Dalton Gardens Irrigation District (“District”), a dominant estate owner of an express easement over Ruddy-Lamarca’s (“Lamarca”) land, unsuccessfully appealed a claim to determine the width of the easement. District’s easement provided it a “right-of-way for the construction, enlargement and maintenance of all canals, flumes and water tanks of the vendor, heretofore constructed or hereafter to be constructed, over and across said lands for the irrigation of other lands.” Historically, District owned a four-inch buried pipe on the easement across Lamarca’s five acre tract of land located in Kootenai County, Idaho. District sought to replace the existing pipe with a ten-inch pipe. District’s proposed method of replacing the existing pipe would require approximately thirty to forty feet of width, and may have killed two, forty to fifty-year-old, maple trees and caused Lamarca’s septic system to fail. The Supreme Court of Idaho (“Court”) affirmed the district court’s decision that the easement was sixteen feet in width and that District must make every effort to preserve the maple trees and septic drain field when replacing its pipe.
The Court first defined the relevant case law. Idaho defines an indefinite express easement by the “intent of the parties as demonstrated by the easement’s initial use.” It also describes an easement by prescription by the continuous and uninterrupted use during the prescriptive period. A secondary easement provides the right to enter and repair and “do those things necessary to the full enjoyment of the easement.” Use of a secondary easement must be reasonable, pursuant to Idaho case law.
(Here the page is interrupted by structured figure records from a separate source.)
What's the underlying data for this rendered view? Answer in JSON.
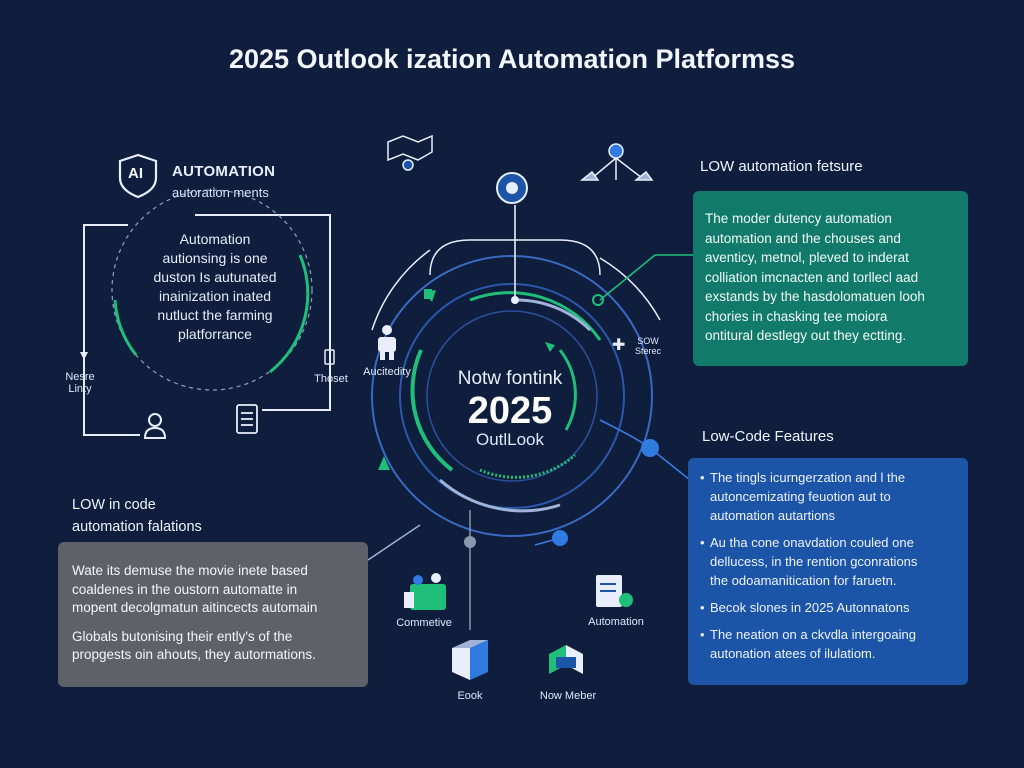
{
  "title": "2025 Outlook ization Automation Platformss",
  "left_panel": {
    "badge": "AI",
    "heading": "AUTOMATION",
    "subheading": "autoration ments",
    "text": [
      "Automation",
      "autionsing is one",
      "duston Is autunated",
      "inainization inated",
      "nutluct the farming",
      "platforrance"
    ],
    "label_left": [
      "Nesre",
      "Linty"
    ],
    "label_right": "Thoset"
  },
  "center": {
    "line1": "Notw fontink",
    "year": "2025",
    "line3": "OutlLook",
    "label_person": "Aucitedity",
    "label_right": [
      "SOW",
      "Sterec"
    ]
  },
  "low_automation": {
    "title": "LOW automation fetsure",
    "text": [
      "The moder dutency automation",
      "automation and the chouses and",
      "aventicy, metnol, pleved to inderat",
      "colliation imcnacten and torllecl aad",
      "exstands by the hasdolomatuen looh",
      "chories in chasking tee moiora",
      "ontitural destlegy out they ectting."
    ]
  },
  "low_code": {
    "title": "Low-Code Features",
    "bullets": [
      [
        "The tingls icurngerzation and l the",
        "autoncemizating feuotion aut to",
        "automation autartions"
      ],
      [
        "Au tha cone onavdation couled one",
        "dellucess, in the rention gconrations",
        "the odoamanitication for faruetn."
      ],
      [
        "Becok slones in 2025 Autonnatons"
      ],
      [
        "The neation on a ckvdla intergoaing",
        "autonation atees of ilulatiom."
      ]
    ]
  },
  "low_in_code": {
    "title": [
      "LOW in code",
      "automation falations"
    ],
    "paragraphs": [
      [
        "Wate its demuse the movie inete based",
        "coaldenes in the oustorn automatte in",
        "mopent decolgmatun aitincects automain"
      ],
      [
        "Globals butonising their ently's of the",
        "propgests oin ahouts, they autormations."
      ]
    ]
  },
  "bottom_icons": {
    "left_top": "Commetive",
    "right_top": "Automation",
    "left_bottom": "Eook",
    "right_bottom": "Now Meber"
  },
  "colors": {
    "background": "#0f1e3d",
    "teal": "#127a6b",
    "blue": "#1c54a8",
    "gray": "#5e6268",
    "accent_green": "#1fbf7a",
    "accent_blue": "#2f7be0"
  }
}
First, District argued that the “initial use” aspect of its express easement should include the initial method of construction, which was forty feet wide. The Court disagreed because all previous cases on point defined “initial use” by the constructed size, not by the method of construction. In other words, District’s “initial use” was not the forty foot wide construction area, but rather the existing four-inch pipe.
Second, District argued that its secondary easement rights should allow the proposed installation of the ten-inch pipe. The Court noted that, historically, trees had not unreasonably interfered with District’s secondary easement. While District’s proposed method of installation required three pieces of heavy machinery and forty feet of width, Lamarca’s proposed alternative method only required one piece of heavy machinery and sixteen feet of width. As such, the Court concluded that a sixteen foot width was reasonable for District’s purposes.
The Court concluded that the requirement that District make every effort to preserve the maple trees and septic drain field was in line with burdening the servient estate “as little as possible.” Therefore, the Court affirmed the district court’s decision, concluding that the easement had a sixteen foot width and that District had to make every effort to preserve the maple trees and septic drain field.